Poor old Gilbert is getting restless. Despite the fact that there is more interest in wildlife than ever before, it seems that most of the so-called conservation organisations are losing interest in species. Instead they prefer to babble on about landscape scale conservation and ecosystem services (whatever they are). Could this be because most of their staff don't have any knowledge about species if they don't have four legs?
This is my attempt to encourage an interest in good old-fashioned natural history.

Monday, 27 January 2014

Birding in the monsoon season

Now I know that theoretically we don't have a monsoon season in Britain but how else do you explain the weather so far this year? Any sane person would have stayed firmly indoors today, and looking at the bird news in Hampshire it would seem that most people did. But, having spent all yesterday staring down a microscope at hoppers and having my ringing trainee wanting to do something, I decided to head out.

We started off at Alresford watercress beds where the Water Pipit failed to show but Grey Wagtail and 6 Little Egrets, a Kingfisher showing really well fishing from the wall of the cress beds and, eventually, a Green Sandpiper asleep and motionless (and consequently completely missed for quite some time) provided ample compensation.

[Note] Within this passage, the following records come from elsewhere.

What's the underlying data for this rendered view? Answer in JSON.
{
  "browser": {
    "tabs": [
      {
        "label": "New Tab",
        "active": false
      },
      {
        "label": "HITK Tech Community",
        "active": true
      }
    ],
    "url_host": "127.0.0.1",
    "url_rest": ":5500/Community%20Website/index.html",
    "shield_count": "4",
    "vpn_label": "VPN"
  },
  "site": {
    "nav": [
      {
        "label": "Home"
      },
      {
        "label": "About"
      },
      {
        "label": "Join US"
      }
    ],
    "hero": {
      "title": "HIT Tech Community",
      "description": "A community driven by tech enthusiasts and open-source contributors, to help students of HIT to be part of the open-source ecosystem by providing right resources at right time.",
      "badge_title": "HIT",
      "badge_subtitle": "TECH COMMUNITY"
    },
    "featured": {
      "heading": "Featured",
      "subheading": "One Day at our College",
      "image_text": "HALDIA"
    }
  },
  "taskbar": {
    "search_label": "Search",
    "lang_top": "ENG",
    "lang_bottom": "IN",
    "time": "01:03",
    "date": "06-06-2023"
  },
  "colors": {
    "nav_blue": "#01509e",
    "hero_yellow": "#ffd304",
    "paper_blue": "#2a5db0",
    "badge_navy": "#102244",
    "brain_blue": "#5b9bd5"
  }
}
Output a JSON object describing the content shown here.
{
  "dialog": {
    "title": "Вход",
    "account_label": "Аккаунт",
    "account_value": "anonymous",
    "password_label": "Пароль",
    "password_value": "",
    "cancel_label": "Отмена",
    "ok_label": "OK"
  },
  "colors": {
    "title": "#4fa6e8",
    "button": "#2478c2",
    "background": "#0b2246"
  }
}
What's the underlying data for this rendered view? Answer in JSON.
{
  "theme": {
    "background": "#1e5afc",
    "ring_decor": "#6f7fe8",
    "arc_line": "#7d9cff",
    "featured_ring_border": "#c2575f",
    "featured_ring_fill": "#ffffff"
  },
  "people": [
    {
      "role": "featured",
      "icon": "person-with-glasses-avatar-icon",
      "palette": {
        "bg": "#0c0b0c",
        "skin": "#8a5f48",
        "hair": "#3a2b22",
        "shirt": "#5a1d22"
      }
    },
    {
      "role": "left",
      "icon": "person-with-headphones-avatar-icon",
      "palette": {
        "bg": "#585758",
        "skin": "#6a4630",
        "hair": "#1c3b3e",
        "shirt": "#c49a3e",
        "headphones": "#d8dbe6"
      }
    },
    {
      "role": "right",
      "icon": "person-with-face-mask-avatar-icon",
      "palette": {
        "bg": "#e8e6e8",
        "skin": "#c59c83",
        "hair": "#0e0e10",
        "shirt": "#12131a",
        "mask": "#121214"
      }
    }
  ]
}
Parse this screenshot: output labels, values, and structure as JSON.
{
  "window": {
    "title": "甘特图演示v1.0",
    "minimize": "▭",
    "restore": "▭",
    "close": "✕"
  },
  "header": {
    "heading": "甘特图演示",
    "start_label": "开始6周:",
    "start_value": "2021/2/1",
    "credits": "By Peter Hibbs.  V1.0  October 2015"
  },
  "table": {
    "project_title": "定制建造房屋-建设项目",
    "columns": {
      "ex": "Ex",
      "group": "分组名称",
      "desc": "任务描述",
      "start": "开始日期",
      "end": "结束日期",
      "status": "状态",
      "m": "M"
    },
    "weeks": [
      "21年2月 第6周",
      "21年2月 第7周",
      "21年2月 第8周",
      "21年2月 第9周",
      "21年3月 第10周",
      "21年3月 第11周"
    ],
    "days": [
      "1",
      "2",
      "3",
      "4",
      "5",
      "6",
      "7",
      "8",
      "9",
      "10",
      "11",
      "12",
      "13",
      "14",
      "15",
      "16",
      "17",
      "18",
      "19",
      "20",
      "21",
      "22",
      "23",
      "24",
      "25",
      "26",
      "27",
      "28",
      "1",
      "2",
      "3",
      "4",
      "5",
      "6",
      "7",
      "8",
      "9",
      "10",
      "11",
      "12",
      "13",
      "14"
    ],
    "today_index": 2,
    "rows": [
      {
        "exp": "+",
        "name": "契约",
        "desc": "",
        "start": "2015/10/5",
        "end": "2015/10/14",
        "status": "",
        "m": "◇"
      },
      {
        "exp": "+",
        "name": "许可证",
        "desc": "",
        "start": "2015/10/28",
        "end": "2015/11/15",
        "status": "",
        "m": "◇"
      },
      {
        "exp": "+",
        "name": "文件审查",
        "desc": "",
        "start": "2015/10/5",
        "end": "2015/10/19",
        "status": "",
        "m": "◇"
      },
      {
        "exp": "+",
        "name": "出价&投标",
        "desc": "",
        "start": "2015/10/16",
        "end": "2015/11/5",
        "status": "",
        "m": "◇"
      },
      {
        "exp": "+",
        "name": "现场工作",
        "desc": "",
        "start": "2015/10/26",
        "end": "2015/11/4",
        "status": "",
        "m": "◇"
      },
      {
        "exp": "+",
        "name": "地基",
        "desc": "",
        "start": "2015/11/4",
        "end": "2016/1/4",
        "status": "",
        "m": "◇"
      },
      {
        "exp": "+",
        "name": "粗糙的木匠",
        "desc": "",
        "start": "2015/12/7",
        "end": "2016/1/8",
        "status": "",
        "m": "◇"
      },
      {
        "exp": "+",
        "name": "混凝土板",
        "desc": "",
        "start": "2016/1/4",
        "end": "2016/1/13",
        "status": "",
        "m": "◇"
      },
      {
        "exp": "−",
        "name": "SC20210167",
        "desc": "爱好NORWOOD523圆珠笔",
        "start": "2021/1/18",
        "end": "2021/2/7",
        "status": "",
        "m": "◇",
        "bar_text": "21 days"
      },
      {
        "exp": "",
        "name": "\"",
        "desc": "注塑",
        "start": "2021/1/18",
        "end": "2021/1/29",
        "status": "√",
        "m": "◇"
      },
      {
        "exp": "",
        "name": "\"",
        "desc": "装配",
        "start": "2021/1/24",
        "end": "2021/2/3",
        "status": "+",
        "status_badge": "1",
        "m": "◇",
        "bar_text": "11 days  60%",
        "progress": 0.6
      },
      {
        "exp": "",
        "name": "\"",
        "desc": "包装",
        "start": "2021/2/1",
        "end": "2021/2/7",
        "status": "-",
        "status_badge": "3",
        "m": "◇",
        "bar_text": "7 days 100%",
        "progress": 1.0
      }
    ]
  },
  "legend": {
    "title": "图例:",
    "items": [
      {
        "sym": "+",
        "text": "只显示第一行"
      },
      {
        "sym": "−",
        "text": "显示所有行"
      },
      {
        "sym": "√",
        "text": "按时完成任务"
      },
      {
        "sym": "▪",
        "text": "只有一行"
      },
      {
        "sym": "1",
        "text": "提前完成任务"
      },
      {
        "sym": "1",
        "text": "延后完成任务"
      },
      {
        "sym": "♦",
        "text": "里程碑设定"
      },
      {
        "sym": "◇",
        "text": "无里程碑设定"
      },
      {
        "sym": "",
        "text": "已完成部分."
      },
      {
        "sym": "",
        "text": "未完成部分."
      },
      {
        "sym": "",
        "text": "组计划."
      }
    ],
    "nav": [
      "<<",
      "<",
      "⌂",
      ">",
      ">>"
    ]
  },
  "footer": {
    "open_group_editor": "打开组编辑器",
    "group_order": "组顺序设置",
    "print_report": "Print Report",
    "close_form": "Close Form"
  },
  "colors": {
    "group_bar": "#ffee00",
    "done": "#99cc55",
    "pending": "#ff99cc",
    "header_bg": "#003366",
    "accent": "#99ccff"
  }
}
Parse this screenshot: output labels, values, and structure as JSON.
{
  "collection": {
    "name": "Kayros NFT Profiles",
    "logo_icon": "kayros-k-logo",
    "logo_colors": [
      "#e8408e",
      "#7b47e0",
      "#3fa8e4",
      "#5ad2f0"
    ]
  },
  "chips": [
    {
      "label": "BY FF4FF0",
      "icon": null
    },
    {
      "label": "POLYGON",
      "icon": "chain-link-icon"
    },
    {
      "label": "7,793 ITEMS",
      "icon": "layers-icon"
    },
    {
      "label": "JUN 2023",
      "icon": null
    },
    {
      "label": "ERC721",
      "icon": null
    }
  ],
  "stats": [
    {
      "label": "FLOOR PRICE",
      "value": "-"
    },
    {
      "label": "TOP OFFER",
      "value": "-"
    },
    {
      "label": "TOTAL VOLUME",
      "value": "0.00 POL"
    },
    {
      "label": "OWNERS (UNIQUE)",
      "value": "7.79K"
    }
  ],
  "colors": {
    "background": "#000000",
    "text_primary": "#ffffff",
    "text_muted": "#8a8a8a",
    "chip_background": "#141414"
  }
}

We then moved to the Redbridge overlooking Lower Test Marshes which was rather quiet but eventually two Common Sandpipers flew in.

It was still lashing down so we headed to the sea-watching shelter at Milford. With only one scope between us and my trainee being an inexperienced birder, I was rather nervous of doing any sea watching (especially at this time of year) as I thought she'd be bored within about 5 minutes. It didn't look good, with visibility so bad that you couldn't see half way to the Needles and an initial scan producing absolutely nothing but within about 15 minutes two adult Little Gulls appeared as proceeded to feed in the surf. Shortly afterwards a Great Skua went through about 200yds out and then came back a couple of minutes later. Two fair quality Hampshire birds on a January seawatch. Nothing else appeared in the next quarter of an hour so I decided not to push my luck and we headed off to Pennington.

There was a good range of ducks and waders on the floods, including a lot of waders that would normally be out on the mudflats but presumably had come inland to avoid the howling gale. The highlight for me was three Ruff together but the main value was in the opportunity it gave my trainee to get to grips with a range of species at close range. The rain stopped at last and we walked out to look at the Solent but that was very quiet. Heading back to the car, all the waders went up and we were treated to a spectacular female Peregrine chasing a Black-tailed Godwit right in front of us. She failed in her attempts, partly because a male Peregrine came in and interfered - only to be noisily seen off by the female. She then proceeded to dive-bomb the Wigeon on the flood, trying to spook them into flight but without success. I don't think I've ever seen this behaviour in the wild before. A great end to a surprisingly good day.

It's a struggle to find much to write about at the moment so in the next few blogs you will probably be treated to my summer holiday snaps!


  1. A good sea watch for Hampshire.

    How about some details and highlights of the PNG trip...

    1. PNG coming soon but there was no point until I could solve the problem with uploading pictures. Now that is sorted, I'll be doing something shortly.